Cholestatic liver diseases such as primary biliary cholangitis (PBC) can lead to the impairment of bile flow, which causes neurological issues.   

The reasons behind the development of these neurological symptoms are relatively unknown and there is currently no treatment for the condition. Researchers from Newcastle University have provided new insights into why cholestatic liver disease causes cognitive issues. The researchers also found that obeticholic acid, a drug already used to treat PBC patients who do not respond well to first-line treatment safely, can reverse cognitive impairment. 

The full study has been published in The American Journal of Pathology. 

Understanding why cholestatic liver disease causes neurological issues  

“Difficulty in concentration and impaired short-term memory has long been associated with advanced stages of liver disease, but we now know these symptoms are a leading cause of impaired quality of life for patients at any disease stage,” said co-lead investigator Fiona Oakley of the Newcastle Fibrosis Research Group and Newcastle University 

“Our research was motivated by a desire to improve the lives of these patients by increasing our understanding of the mechanisms underlying these problems and use that information to identify badly needed treatment approaches,” she continued.  

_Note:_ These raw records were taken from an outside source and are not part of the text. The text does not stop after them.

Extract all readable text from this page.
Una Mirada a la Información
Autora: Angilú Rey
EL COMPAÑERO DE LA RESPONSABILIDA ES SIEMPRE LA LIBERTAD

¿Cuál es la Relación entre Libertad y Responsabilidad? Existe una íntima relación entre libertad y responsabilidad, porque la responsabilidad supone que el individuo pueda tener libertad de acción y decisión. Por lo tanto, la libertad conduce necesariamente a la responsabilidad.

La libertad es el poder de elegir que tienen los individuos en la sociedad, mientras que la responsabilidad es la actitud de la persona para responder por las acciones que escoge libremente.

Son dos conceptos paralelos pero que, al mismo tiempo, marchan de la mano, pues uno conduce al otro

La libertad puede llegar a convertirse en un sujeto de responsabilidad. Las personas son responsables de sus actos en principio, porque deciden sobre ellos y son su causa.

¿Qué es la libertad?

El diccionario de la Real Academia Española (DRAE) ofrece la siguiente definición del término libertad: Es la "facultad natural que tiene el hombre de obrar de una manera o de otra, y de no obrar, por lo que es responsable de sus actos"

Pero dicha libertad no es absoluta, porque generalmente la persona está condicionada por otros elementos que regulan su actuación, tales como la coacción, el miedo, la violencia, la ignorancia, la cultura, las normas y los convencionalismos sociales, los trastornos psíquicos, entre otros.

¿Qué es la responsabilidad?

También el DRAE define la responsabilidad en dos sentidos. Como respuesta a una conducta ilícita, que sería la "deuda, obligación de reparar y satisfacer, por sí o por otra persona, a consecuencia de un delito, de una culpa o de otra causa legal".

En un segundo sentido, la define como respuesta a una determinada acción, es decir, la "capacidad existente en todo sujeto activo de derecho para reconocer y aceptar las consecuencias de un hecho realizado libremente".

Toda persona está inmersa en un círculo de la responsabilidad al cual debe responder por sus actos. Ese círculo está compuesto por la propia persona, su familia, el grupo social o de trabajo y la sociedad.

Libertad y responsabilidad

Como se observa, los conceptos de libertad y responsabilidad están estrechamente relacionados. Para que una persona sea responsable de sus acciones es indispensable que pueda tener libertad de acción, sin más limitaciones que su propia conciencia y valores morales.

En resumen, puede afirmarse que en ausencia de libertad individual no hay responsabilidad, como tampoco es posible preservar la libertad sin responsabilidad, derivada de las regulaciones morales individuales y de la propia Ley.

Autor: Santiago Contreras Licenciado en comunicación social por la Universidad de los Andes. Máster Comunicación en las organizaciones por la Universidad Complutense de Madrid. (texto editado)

The researchers used an established rodent model of bile duct ligation-induced cholestasis to explore the extent of cognitive impairment of the type seen in human cholestatic liver disease patients.  

“The importance of assessing clinical features such as short-term memory was intended to potentially tie the work to the human patient experience and how it can be improved by therapy,” explained Dr Oakley.  

The control mice were subjected to a Y-maze test, which the researchers used to evaluate spatial and short-term memory. They displayed short-term memory and cognitive deficits compared to the controls. Pathology analysis of the mice revealed significant changes in the brains after exposure to cholestatic liver disease. These changes included loss of blood-brain barrier integrity, abnormality in hippocampal function, and senescence or deterioration of neurons associated with ageing. 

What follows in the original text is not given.